“At CSLEA, we never lose sight of the impactful, life-saving work that our members do, particularly in a widespread, statewide emergency. Our members don’t hesitate to jump in to coordinate resources and perform their public safety duties.” – CSLEA President Alan Barcelona
An overview of emergency services work being provided by FMESA members by FMESA President and CSLEA Director BJ Jones
SACRAMENTO – At an unprecedented time when the state of California is experiencing bomb cyclones, atmospheric rivers, flooding, strong wind, damaged homes and roadways, power outages and even loss of life, California Statewide Law Enforcement Association(CSLEA) and Fire Marshal Emergency Services Association (FMESA) members at Cal OES are deployed throughout the state and at the Cal OES State Operations Center in response to various flood issues. They are law enforcement officers, fire-rescue personnel and emergency services coordinators (ESCs). Many of these public safety professionals are deployed geographically to County Emergency Operation Centers and are coordinating resource requests from the various operational areas. Cal OES prepositioned flood response resources and equipment throughout the state of California including California National Guard assets.
Examples of work performed include:
- coordinating evacuations,
- providing Law Enforcement Mutual Aid (LEMA) for both evacuations and security patrols for evacuated areas,
- providing logistical support
- providing equipment to support flood fighting operations,
- OES Law along with the Merced County Sheriff provided a tour of the hardest hit areas of Merced County for the Director of FEMA.
Bear Creek in Merced County had two levee breaks that flooded the McSwain Community located south of Atwater. More than 200 hundred structures including McSwain School were flooded due to the levee breaks. Evacuation orders were issued for the immediate area and evacuation warnings were issued for another 5000 South Atwater McSwain residents.
The Merced County Emergency Operations Center requested, through their assigned Region V Cal OES law enforcement coordinator, a heavy lift helicopter to assist. The California National Guard had prepositioned assets in Stockton and accepted the mission request. The 40th Combat Aviation Brigade provided a CH47 “Chinook” helicopter for Merced County. During their mission, they were able to transport 66, 2000 lbs. “super sacks” full of rocks/dirt and place them into the large levee breach of Bear Creek.

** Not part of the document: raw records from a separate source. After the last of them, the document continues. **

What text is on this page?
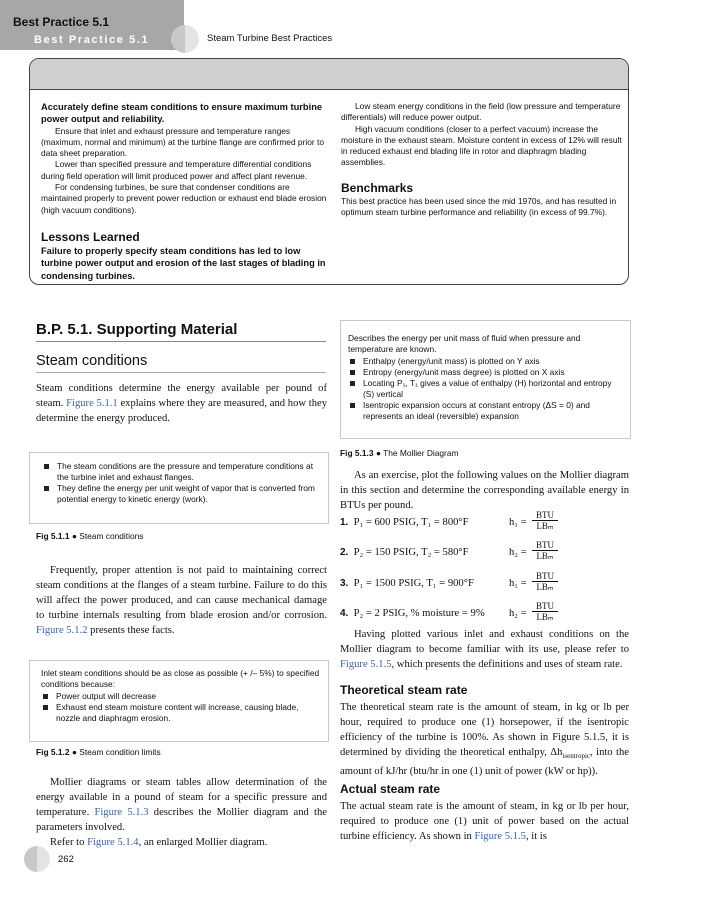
Best Practice 5.1	Steam Turbine Best Practices
Best Practice 5.1

Accurately define steam conditions to ensure maximum turbine power output and reliability.

Ensure that inlet and exhaust pressure and temperature ranges (maximum, normal and minimum) at the turbine flange are confirmed prior to data sheet preparation.

Lower than specified pressure and temperature differential conditions during field operation will limit produced power and affect plant revenue.

For condensing turbines, be sure that condenser conditions are maintained properly to prevent power reduction or exhaust end blade erosion (high vacuum conditions).

Lessons Learned

Failure to properly specify steam conditions has led to low turbine power output and erosion of the last stages of blading in condensing turbines.

Low steam energy conditions in the field (low pressure and temperature differentials) will reduce power output.

High vacuum conditions (closer to a perfect vacuum) increase the moisture in the exhaust steam. Moisture content in excess of 12% will result in reduced exhaust end blading life in rotor and diaphragm blading assemblies.

Benchmarks

This best practice has been used since the mid 1970s, and has resulted in optimum steam turbine performance and reliability (in excess of 99.7%).

B.P. 5.1. Supporting Material
Steam conditions

Steam conditions determine the energy available per pound of steam. Figure 5.1.1 explains where they are measured, and how they determine the energy produced.

The steam conditions are the pressure and temperature conditions at the turbine inlet and exhaust flanges.
They define the energy per unit weight of vapor that is converted from potential energy to kinetic energy (work).
Fig 5.1.1 ● Steam conditions

Frequently, proper attention is not paid to maintaining correct steam conditions at the flanges of a steam turbine. Failure to do this will affect the power produced, and can cause mechanical damage to turbine internals resulting from blade erosion and/or corrosion. Figure 5.1.2 presents these facts.

Inlet steam conditions should be as close as possible (+ /– 5%) to specified conditions because:
Power output will decrease
Exhaust end steam moisture content will increase, causing blade, nozzle and diaphragm erosion.
Fig 5.1.2 ● Steam condition limits

Mollier diagrams or steam tables allow determination of the energy available in a pound of steam for a specific pressure and temperature. Figure 5.1.3 describes the Mollier diagram and the parameters involved.

Refer to Figure 5.1.4, an enlarged Mollier diagram.

Describes the energy per unit mass of fluid when pressure and temperature are known.
Enthalpy (energy/unit mass) is plotted on Y axis
Entropy (energy/unit mass degree) is plotted on X axis
Locating P₁, T₁ gives a value of enthalpy (H) horizontal and entropy (S) vertical
Isentropic expansion occurs at constant entropy (ΔS = 0) and represents an ideal (reversible) expansion
Fig 5.1.3 ● The Mollier Diagram

As an exercise, plot the following values on the Mollier diagram in this section and determine the corresponding available energy in BTUs per pound.

1. P₁ = 600 PSIG, T₁ = 800°F	h₁ =
BTU
LBₘ
2. P₂ = 150 PSIG, T₂ = 580°F	h₂ =
BTU
LBₘ
3. P₁ = 1500 PSIG, T₁ = 900°F	h₁ =
BTU
LBₘ
4. P₂ = 2 PSIG, % moisture = 9% h₂ =
BTU
LBₘ

Having plotted various inlet and exhaust conditions on the Mollier diagram to become familiar with its use, please refer to Figure 5.1.5, which presents the definitions and uses of steam rate.

Theoretical steam rate

The theoretical steam rate is the amount of steam, in kg or lb per hour, required to produce one (1) horsepower, if the isentropic efficiency of the turbine is 100%. As shown in Figure 5.1.5, it is determined by dividing the theoretical enthalpy, $\Delta h_{isentropic}$, into the amount of kJ/hr (btu/hr in one (1) unit of power (kW or hp)).

Actual steam rate

The actual steam rate is the amount of steam, in kg or lb per hour, required to produce one (1) unit of power based on the actual turbine efficiency. As shown in Figure 5.1.5, it is

262
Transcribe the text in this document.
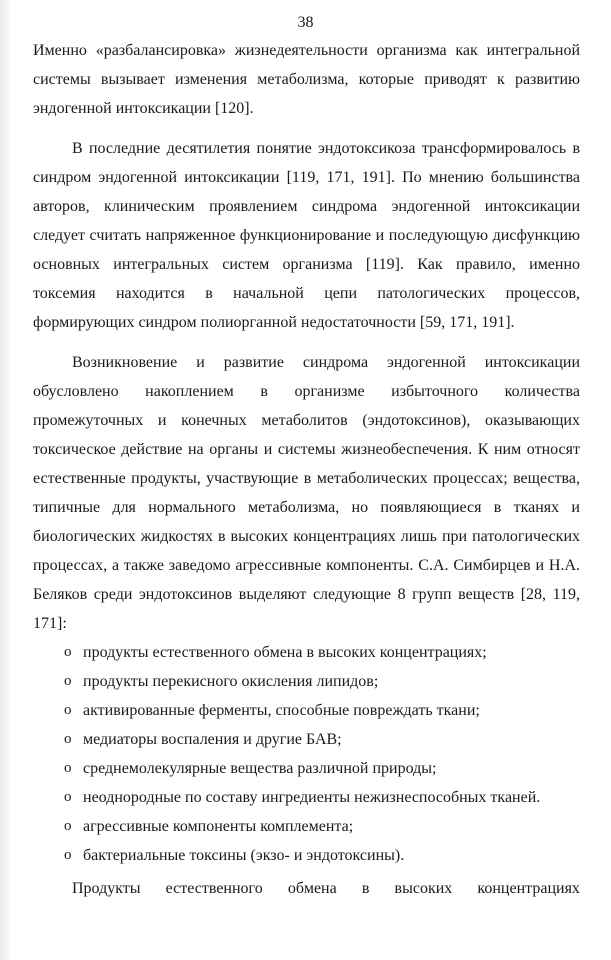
38

Именно «разбалансировка» жизнедеятельности организма как интегральной системы вызывает изменения метаболизма, которые приводят к развитию эндогенной интоксикации [120].

В последние десятилетия понятие эндотоксикоза трансформировалось в синдром эндогенной интоксикации [119, 171, 191]. По мнению большинства авторов, клиническим проявлением синдрома эндогенной интоксикации следует считать напряженное функционирование и последующую дисфункцию основных интегральных систем организма [119]. Как правило, именно токсемия находится в начальной цепи патологических процессов, формирующих синдром полиорганной недостаточности [59, 171, 191].

Возникновение и развитие синдрома эндогенной интоксикации обусловлено накоплением в организме избыточного количества промежуточных и конечных метаболитов (эндотоксинов), оказывающих токсическое действие на органы и системы жизнеобеспечения. К ним относят естественные продукты, участвующие в метаболических процессах; вещества, типичные для нормального метаболизма, но появляющиеся в тканях и биологических жидкостях в высоких концентрациях лишь при патологических процессах, а также заведомо агрессивные компоненты. С.А. Симбирцев и Н.А. Беляков среди эндотоксинов выделяют следующие 8 групп веществ [28, 119, 171]:

o продукты естественного обмена в высоких концентрациях;
o продукты перекисного окисления липидов;
o активированные ферменты, способные повреждать ткани;
o медиаторы воспаления и другие БАВ;
o среднемолекулярные вещества различной природы;
o неоднородные по составу ингредиенты нежизнеспособных тканей.
o агрессивные компоненты комплемента;
o бактериальные токсины (экзо- и эндотоксины).
Продукты естественного обмена в высоких концентрациях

The communities of Planada, Gustine were also impacted by flooding. The town of Planada suffered the most damage in Merced County, basically the entire town was covered in water from the storms.
The statewide disasters in California have earned national interest.
- Newly elected Assemblymember Juan Alanis was one of many elected officials who visited Merced County. He served with the Stanislaus County Sheriff’s Office as a Sergeant. Assemblyman Alanis was always a supporter of Cal OES Law Enforcement Search and Rescue (SAR) and the Law Enforcement Mutual Aid program (LEMA).
- Newly elected Congressman John Duarte also visited Merced County surveying the damage with Sheriff Warnke and District 3 Merced County Board of Supervisor Daron McDaniel.
- Governor Gavin Newsom, State Senator Ana Caballero and Assemblywoman Esmeralda Soria also visited Merced County and toured the flood devastation.
The Merced County community has rallied. Many local ag and construction business have contributed heavy equipment, materials and staffing to solve the levee breach. Some, but not a complete list of those who helped close the breach on Bear Creek are Shawn Slate of CenCal Trucking, Joe Sansoni Ranch, and Mark Furtado. Merced County Sheriff Vern Warnke was also instrumental in coordinating community members, heavy equipment, and various resources for flood fighting.
Chef Jose Andres and his World Central Kitchen crew came to Merced and provided delicious food for evacuees, volunteers, and first responders for free. World Central Kitchen specializes in travelling the world feeding those who are in need. World Central Kitchen (wck.org)
On January 14, 2023, President Joe Biden approved a California Disaster Declaration. One of the first counties listed in this declaration was Merced County. President Joseph R. Biden, Jr. Approves California Disaster Declaration | The White House
In summary, there were more than 700 rescues conducted by the first responders, mostly by high water vehicles and watercraft owned by local public safety agencies. At one point nearly 25,000 people were on an evacuation warning and upwards of 9,000 were subject to an evacuation order. The bulk of these numbers were primarily the county and a portion of the City of Merced. As of January 17, 2023, 10,963 are under an evacuation warning with 10 under an evacuation order.
Members of CSLEA and FMESA are working long hours to respond to the needs of our fellow Californians in their time of need. We thank them for their service, hard work, time away from their families and their life-saving contributions to public safety.